Bob Geldof has furiously denied allegations from a former rebel commander in Ethiopia, who claimed money raised from the rocker's 1985 Live Aid concerts was used to buy weapons instead of food.
The ex Boomtown Rats star brought together famous artists from across the world for a series of shows that collected money for famine relief efforts in Ethiopia.
The event raised more than $240 million (£150 million) to help impoverished people in the African nation.
But Aregawi Berhe, a former member of the country's Tigrayan People's Liberation Front, has claimed most of the money was divided up by rebel army leader Meles Zenawi - who is now Ethiopia's prime minister - and used to arm rebel militants in the country.
He told a BBC investigation, "We were using aid money to buy arms through secondary means.
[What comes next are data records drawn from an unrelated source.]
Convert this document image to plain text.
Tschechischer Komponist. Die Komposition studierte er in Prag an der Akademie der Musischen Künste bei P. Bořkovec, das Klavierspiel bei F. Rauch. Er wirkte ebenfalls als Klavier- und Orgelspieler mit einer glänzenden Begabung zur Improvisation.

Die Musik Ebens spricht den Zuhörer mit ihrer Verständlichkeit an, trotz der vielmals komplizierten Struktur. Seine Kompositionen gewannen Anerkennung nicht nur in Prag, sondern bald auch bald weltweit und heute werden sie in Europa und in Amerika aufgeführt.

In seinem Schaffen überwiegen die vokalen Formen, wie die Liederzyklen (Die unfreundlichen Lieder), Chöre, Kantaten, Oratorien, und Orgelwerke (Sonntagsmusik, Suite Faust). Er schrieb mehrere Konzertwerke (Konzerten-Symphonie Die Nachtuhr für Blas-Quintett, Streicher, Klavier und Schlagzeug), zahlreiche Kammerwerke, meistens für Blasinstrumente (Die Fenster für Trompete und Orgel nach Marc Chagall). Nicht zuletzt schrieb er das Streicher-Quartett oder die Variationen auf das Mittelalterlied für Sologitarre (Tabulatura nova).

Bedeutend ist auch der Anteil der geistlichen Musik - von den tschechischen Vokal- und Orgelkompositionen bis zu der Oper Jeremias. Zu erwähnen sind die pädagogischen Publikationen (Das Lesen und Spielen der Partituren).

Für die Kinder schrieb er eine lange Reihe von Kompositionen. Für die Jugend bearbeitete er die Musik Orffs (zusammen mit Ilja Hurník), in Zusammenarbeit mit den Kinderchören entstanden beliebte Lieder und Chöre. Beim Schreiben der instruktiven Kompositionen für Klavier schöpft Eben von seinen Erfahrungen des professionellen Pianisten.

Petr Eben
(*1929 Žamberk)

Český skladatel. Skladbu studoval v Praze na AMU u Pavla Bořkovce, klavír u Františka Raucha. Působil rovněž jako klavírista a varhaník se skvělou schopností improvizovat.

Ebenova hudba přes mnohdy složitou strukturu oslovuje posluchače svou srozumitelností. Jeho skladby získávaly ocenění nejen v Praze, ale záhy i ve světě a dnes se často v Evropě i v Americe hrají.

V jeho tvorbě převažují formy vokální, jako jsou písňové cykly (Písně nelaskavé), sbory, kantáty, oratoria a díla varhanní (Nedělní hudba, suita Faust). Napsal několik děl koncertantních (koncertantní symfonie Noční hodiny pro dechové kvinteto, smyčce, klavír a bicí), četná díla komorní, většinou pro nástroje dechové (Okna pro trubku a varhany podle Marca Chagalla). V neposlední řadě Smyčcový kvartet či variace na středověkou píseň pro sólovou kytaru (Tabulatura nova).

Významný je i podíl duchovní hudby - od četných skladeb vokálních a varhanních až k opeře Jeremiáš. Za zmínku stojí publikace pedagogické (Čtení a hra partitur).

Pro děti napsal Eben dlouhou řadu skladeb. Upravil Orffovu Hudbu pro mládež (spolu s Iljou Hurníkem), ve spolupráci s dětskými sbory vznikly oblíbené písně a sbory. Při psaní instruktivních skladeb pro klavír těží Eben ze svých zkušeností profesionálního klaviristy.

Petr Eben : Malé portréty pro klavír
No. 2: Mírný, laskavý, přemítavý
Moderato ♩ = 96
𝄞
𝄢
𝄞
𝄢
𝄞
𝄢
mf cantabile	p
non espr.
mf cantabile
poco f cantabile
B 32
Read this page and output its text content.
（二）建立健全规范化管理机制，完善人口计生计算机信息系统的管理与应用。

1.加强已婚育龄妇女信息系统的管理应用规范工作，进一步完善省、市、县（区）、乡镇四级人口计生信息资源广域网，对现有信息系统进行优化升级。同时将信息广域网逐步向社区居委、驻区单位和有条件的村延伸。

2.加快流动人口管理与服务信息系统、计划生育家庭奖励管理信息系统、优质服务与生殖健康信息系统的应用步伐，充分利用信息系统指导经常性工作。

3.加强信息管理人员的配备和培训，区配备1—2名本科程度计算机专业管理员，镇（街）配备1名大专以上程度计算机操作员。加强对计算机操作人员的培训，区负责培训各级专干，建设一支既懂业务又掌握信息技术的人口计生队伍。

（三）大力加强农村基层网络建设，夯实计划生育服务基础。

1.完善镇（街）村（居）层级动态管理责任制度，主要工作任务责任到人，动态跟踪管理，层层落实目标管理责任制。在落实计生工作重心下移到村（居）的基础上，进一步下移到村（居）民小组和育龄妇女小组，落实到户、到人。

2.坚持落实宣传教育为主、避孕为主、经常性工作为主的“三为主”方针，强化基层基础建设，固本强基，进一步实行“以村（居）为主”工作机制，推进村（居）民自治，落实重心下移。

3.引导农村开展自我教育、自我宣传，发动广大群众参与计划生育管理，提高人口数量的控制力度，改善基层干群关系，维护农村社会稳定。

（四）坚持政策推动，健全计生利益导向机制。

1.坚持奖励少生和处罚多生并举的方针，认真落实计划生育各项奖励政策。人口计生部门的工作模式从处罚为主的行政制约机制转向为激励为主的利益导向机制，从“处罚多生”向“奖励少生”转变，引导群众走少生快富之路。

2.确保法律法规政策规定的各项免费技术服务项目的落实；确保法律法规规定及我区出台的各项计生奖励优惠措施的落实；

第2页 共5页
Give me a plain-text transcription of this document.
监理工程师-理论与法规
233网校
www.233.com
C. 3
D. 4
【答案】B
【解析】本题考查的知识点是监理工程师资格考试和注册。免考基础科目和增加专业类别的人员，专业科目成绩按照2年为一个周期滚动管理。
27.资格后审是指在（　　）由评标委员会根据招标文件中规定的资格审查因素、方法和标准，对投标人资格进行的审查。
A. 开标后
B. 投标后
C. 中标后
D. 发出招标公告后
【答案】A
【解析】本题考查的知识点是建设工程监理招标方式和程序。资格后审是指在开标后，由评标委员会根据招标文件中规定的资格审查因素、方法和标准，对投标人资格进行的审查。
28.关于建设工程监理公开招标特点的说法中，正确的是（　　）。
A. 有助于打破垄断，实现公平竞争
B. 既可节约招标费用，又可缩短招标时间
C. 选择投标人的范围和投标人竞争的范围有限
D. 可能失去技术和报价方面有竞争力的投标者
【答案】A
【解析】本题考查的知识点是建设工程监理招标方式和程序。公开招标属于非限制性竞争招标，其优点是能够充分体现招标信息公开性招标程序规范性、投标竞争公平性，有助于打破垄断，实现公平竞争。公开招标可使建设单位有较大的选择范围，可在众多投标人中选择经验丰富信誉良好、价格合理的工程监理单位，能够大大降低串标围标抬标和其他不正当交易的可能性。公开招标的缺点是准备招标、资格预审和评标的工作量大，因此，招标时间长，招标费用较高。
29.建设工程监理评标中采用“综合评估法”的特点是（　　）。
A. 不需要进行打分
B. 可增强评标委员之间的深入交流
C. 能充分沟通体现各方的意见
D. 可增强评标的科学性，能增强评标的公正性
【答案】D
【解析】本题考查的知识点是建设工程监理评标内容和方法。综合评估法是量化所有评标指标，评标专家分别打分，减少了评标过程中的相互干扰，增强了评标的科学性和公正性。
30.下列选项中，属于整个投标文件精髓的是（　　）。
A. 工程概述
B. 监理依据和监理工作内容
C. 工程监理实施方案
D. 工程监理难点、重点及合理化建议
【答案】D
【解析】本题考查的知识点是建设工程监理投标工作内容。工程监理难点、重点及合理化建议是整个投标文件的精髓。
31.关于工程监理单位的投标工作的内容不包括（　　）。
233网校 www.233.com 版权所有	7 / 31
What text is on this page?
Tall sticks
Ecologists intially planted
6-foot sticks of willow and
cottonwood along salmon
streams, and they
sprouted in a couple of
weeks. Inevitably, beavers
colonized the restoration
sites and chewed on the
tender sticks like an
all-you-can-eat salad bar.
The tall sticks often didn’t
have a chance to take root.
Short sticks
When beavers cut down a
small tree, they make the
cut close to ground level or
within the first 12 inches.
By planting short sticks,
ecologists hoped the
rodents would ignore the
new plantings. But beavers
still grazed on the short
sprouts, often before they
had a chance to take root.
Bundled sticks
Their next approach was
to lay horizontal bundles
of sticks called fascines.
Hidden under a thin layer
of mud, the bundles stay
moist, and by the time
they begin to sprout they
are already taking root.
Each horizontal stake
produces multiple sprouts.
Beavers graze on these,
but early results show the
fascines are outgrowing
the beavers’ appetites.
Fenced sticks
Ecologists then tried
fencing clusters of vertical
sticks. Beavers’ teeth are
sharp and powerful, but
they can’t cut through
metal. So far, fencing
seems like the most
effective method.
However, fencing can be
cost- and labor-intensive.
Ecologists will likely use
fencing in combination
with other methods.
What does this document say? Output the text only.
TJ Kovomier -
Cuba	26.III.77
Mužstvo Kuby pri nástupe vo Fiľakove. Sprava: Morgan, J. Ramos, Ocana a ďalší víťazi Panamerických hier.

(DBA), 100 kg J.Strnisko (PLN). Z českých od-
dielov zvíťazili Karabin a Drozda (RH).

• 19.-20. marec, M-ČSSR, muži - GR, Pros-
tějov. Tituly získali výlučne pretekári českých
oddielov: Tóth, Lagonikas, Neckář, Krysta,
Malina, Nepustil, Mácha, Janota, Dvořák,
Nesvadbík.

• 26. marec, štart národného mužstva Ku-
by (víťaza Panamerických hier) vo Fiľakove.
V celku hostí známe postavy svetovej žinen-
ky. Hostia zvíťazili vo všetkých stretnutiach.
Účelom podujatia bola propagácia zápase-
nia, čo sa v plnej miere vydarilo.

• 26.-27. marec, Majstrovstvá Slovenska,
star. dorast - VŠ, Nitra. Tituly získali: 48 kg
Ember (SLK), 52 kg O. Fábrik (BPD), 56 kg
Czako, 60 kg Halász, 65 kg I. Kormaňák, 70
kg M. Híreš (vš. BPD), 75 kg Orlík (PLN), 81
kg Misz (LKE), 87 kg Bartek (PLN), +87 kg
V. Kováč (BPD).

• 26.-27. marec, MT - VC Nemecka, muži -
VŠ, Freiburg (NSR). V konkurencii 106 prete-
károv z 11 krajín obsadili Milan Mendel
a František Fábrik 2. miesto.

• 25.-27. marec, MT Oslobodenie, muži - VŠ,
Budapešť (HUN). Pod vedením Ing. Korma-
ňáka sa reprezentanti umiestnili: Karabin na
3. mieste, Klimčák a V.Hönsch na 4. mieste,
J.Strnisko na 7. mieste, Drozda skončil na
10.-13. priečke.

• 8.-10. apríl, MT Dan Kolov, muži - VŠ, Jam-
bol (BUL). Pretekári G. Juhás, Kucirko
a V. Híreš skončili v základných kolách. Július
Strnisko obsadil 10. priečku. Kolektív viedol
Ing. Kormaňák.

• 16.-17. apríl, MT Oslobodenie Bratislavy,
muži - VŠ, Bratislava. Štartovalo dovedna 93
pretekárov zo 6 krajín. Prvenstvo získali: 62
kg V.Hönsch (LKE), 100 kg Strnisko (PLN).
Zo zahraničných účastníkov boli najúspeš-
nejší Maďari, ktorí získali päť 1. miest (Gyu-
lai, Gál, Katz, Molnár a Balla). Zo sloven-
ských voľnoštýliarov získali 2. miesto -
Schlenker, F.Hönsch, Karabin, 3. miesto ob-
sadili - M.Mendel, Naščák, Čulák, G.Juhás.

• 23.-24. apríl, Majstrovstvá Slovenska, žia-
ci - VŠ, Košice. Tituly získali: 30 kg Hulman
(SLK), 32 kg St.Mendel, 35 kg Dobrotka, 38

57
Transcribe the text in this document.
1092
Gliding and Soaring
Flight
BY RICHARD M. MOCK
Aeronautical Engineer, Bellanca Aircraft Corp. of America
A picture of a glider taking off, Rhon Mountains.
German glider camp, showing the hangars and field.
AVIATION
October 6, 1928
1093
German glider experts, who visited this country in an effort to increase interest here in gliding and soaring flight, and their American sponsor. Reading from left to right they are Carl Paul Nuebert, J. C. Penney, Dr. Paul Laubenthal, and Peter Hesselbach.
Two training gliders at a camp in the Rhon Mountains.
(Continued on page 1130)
In 1985, when Tigray was hit by the terrible famine, aid money was flowing.
"I remember Meles Zenawi suggesting that 50 per cent of that money should go to TPLF (Tigray People's Liberation Front) activities, 45 per cent should go to MLLT (Marxist-Leninist League of Tigray) organising and 5 per cent to support the victims."
But Geldof is adamant the claims aren't true. He says, "We are talking about a disgruntled, exiled general.
"The essence of the report also is not just about Live Aid. It's that all monies going into Tigray - that would be Oxfam, Save the Children, Unicef and Christian Aid - somehow, we were all duped and gulled. And that's simply not the case. It just didn't happen."